Returning to our former "home," even for a week, is not the cause of the battle. The battle exists in the temptation for a temporary fix-- to go back to what feels so much easier. The temptation for comfort and ease is one of the greatest pulls that will cause us to disregard God's calling. While it may seem sensible at first glance, it actually takes us away from the incredible.
When Jesus called Peter to come out of his boat and meet him in the middle of the ocean, Peter had to take an incredible step--one onto deep, dark water. Bonhoeffer explains it this way, "Peter had to leave the ship and risk his life on the sea, in order to learn both his own weakness and the almighty power of His Lord. If Peter had not taken the risk, he would never have learned the meaning of faith. Before he can believe, the utterly impossible and ethically irresponsible situation on the waves of the sea must be displayed. The road to faith passes through obedience to the call of Jesus. Unless a definite step is demanded, the call vanishes into thin air, and if men imagine that they can follow Jesus without taking this step, they are deluding themselves" (The Cost of Discipleship, pg. 63).

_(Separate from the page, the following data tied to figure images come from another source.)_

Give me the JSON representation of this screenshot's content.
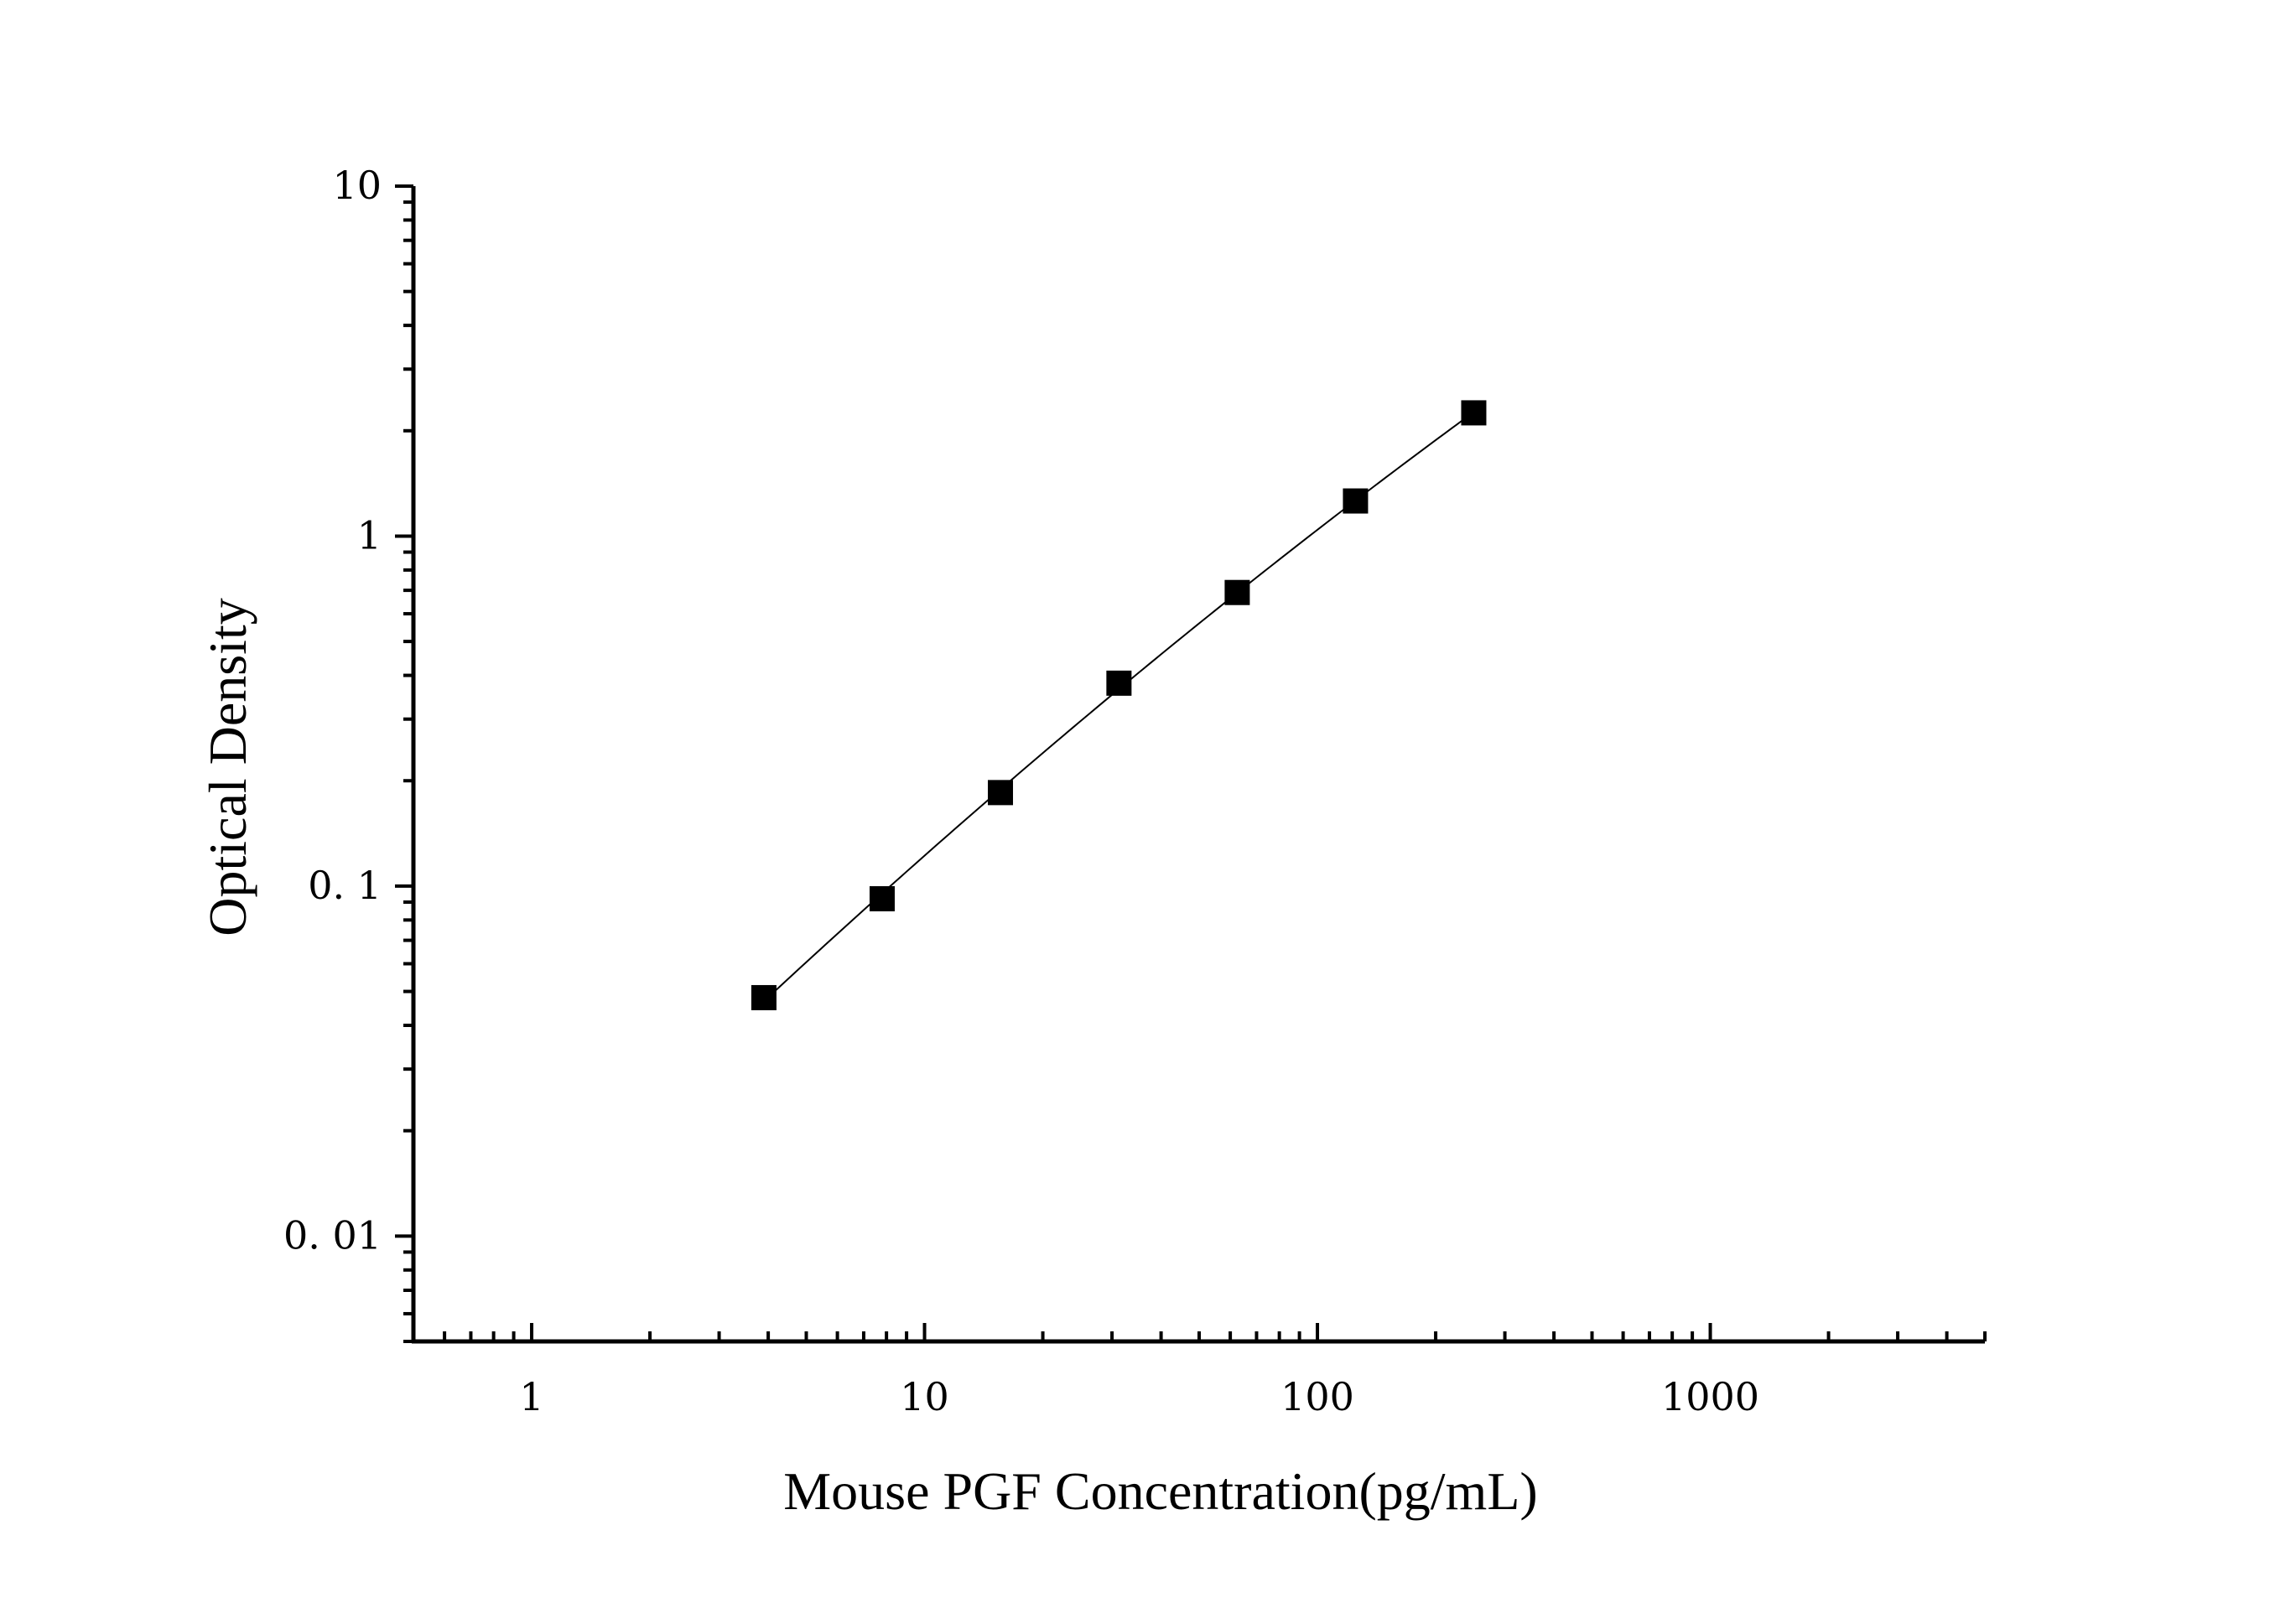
{
  "chart_data": {
    "type": "scatter",
    "xlabel": "Mouse PGF Concentration(pg/mL)",
    "ylabel": "Optical Density",
    "xscale": "log",
    "yscale": "log",
    "xlim": [
      0.5,
      5000
    ],
    "ylim": [
      0.005,
      10
    ],
    "x_ticks": [
      {
        "value": 1,
        "label": "1"
      },
      {
        "value": 10,
        "label": "10"
      },
      {
        "value": 100,
        "label": "100"
      },
      {
        "value": 1000,
        "label": "1000"
      }
    ],
    "y_ticks": [
      {
        "value": 10,
        "label": "10"
      },
      {
        "value": 1,
        "label": "1"
      },
      {
        "value": 0.1,
        "label": "0. 1"
      },
      {
        "value": 0.01,
        "label": "0. 01"
      }
    ],
    "grid": false,
    "legend": "none",
    "series": [
      {
        "x": [
          3.9,
          7.8,
          15.6,
          31.25,
          62.5,
          125,
          250
        ],
        "y": [
          0.048,
          0.092,
          0.185,
          0.38,
          0.69,
          1.26,
          2.25
        ],
        "marker": "square",
        "color": "#000000",
        "fit_curve": true
      }
    ]
  }
}
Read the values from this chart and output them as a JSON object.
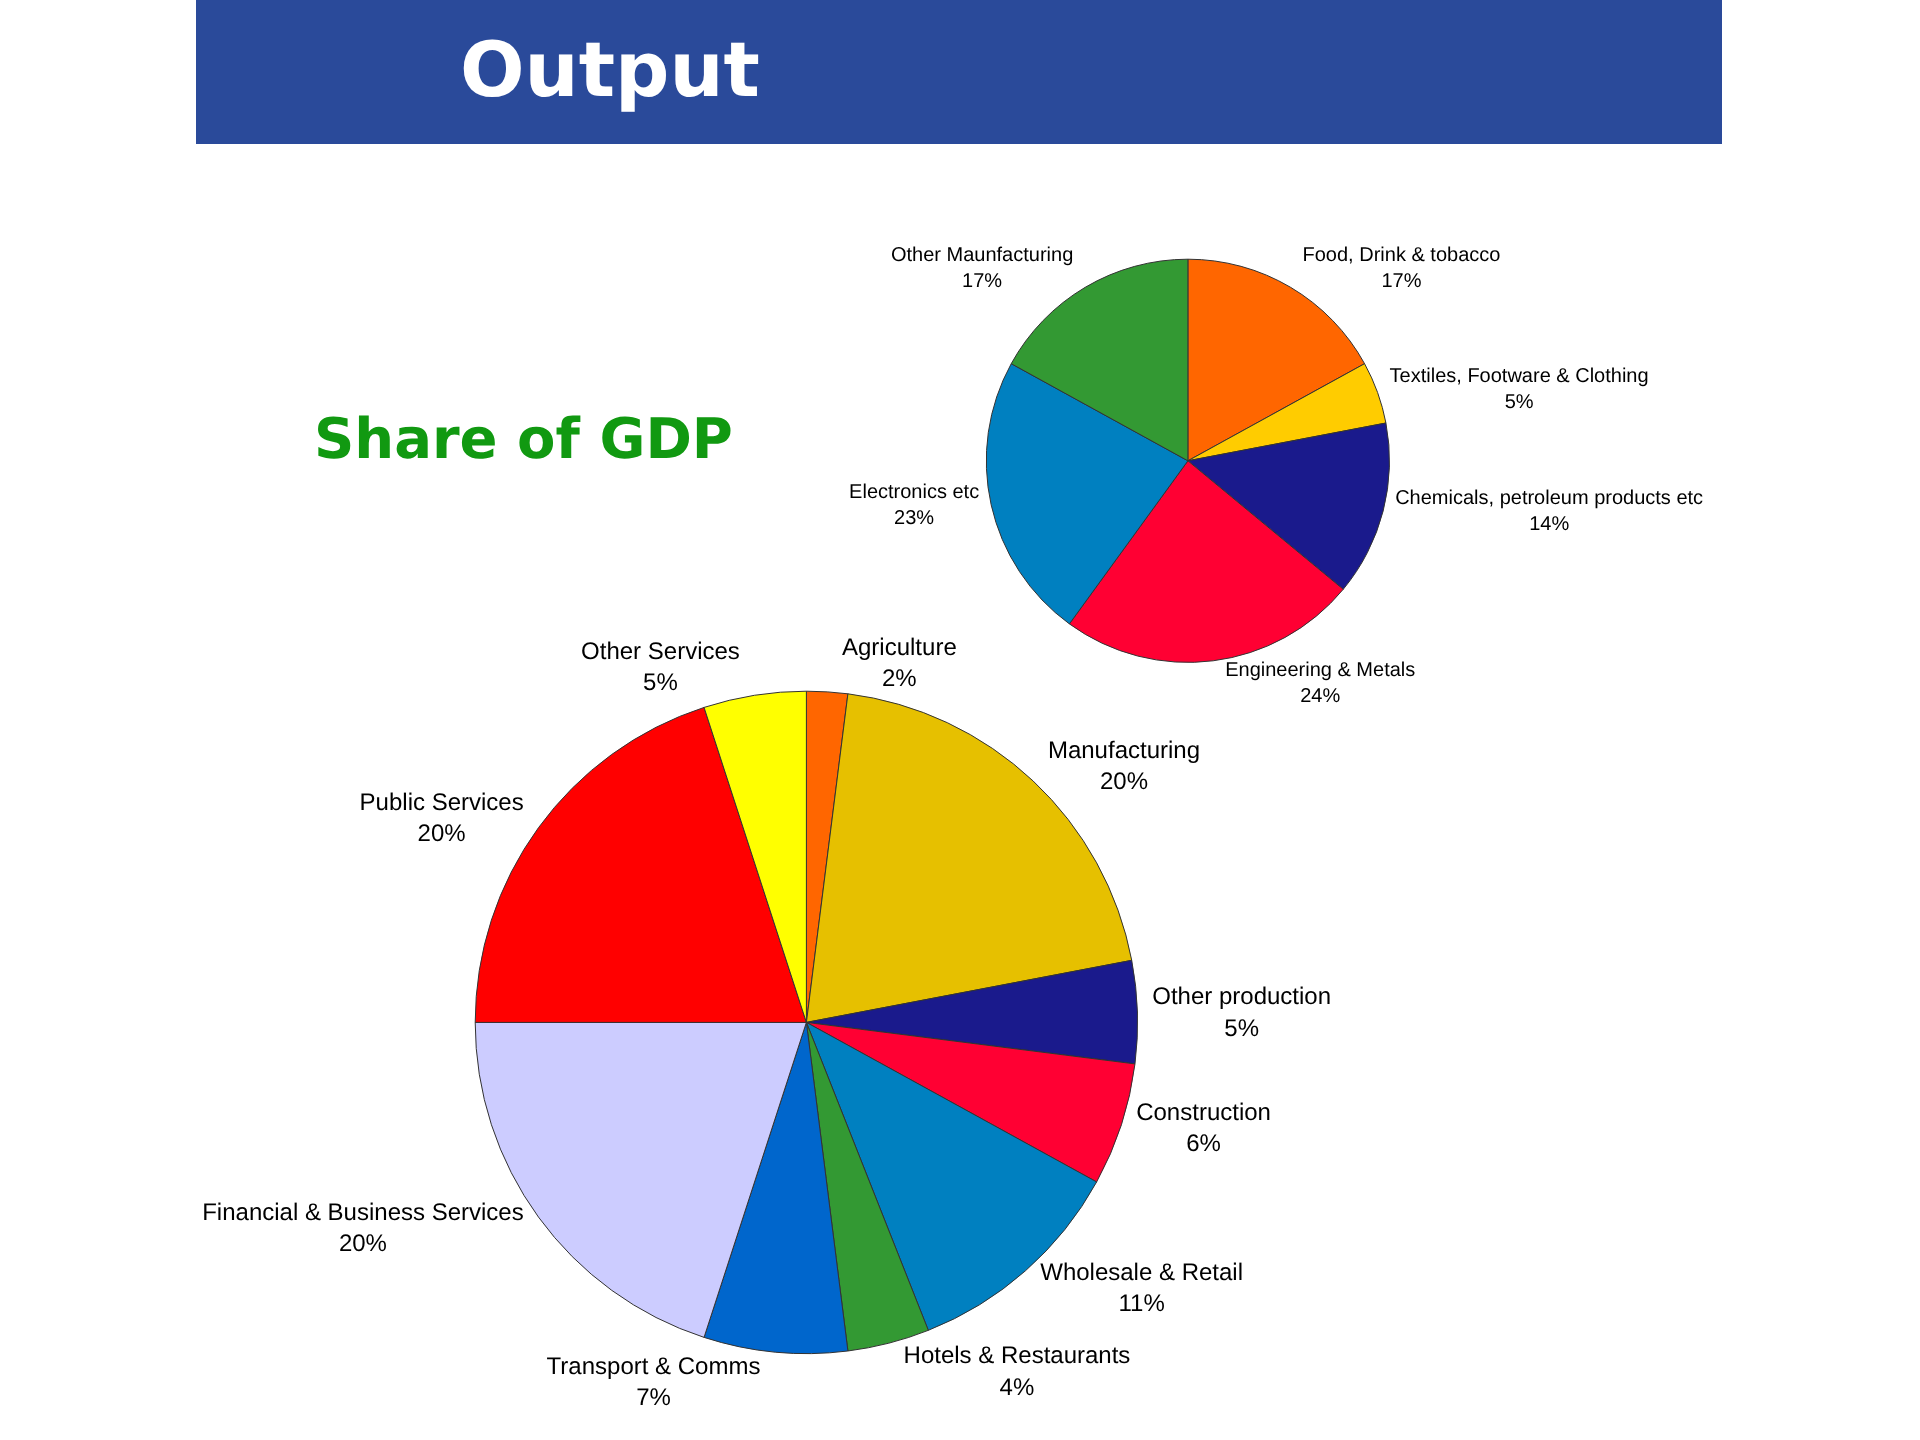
{
  "chart_data": [
    {
      "type": "pie",
      "title": "Output",
      "subtitle": "Share of GDP",
      "categories": [
        "Agriculture",
        "Manufacturing",
        "Other production",
        "Construction",
        "Wholesale & Retail",
        "Hotels & Restaurants",
        "Transport & Comms",
        "Financial & Business Services",
        "Public Services",
        "Other Services"
      ],
      "values": [
        2,
        20,
        5,
        6,
        11,
        4,
        7,
        20,
        20,
        5
      ],
      "value_labels": [
        "2%",
        "20%",
        "5%",
        "6%",
        "11%",
        "4%",
        "7%",
        "20%",
        "20%",
        "5%"
      ],
      "colors": [
        "#ff6600",
        "#e6c000",
        "#1a1a8c",
        "#ff0033",
        "#0080c0",
        "#339933",
        "#0066cc",
        "#ccccff",
        "#ff0000",
        "#ffff00"
      ]
    },
    {
      "type": "pie",
      "categories": [
        "Food, Drink & tobacco",
        "Textiles, Footware & Clothing",
        "Chemicals, petroleum products etc",
        "Engineering & Metals",
        "Electronics etc",
        "Other Maunfacturing"
      ],
      "values": [
        17,
        5,
        14,
        24,
        23,
        17
      ],
      "value_labels": [
        "17%",
        "5%",
        "14%",
        "24%",
        "23%",
        "17%"
      ],
      "colors": [
        "#ff6600",
        "#ffcc00",
        "#1a1a8c",
        "#ff0033",
        "#0080c0",
        "#339933"
      ]
    }
  ]
}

God is calling us to step out and continue to make this "road trip" a way of life-- a way of home. He's reshaping our understanding of both home and faith, and He's training us to live by it every day. It's easy when we see God do miraculous things; it's much harder if we only see the tumultuous waves around us. When we stop too long and look around too much, we lose sight of Him who called us out of the boat from the beginning. Peter had to get out of the ship to believe. We have to leave "home" to believe. We all have steps to take, and they are not easy, but they are incredible. Once you take a step towards Jesus, you'll never regret it. Walking one water is worth all the tears getting there.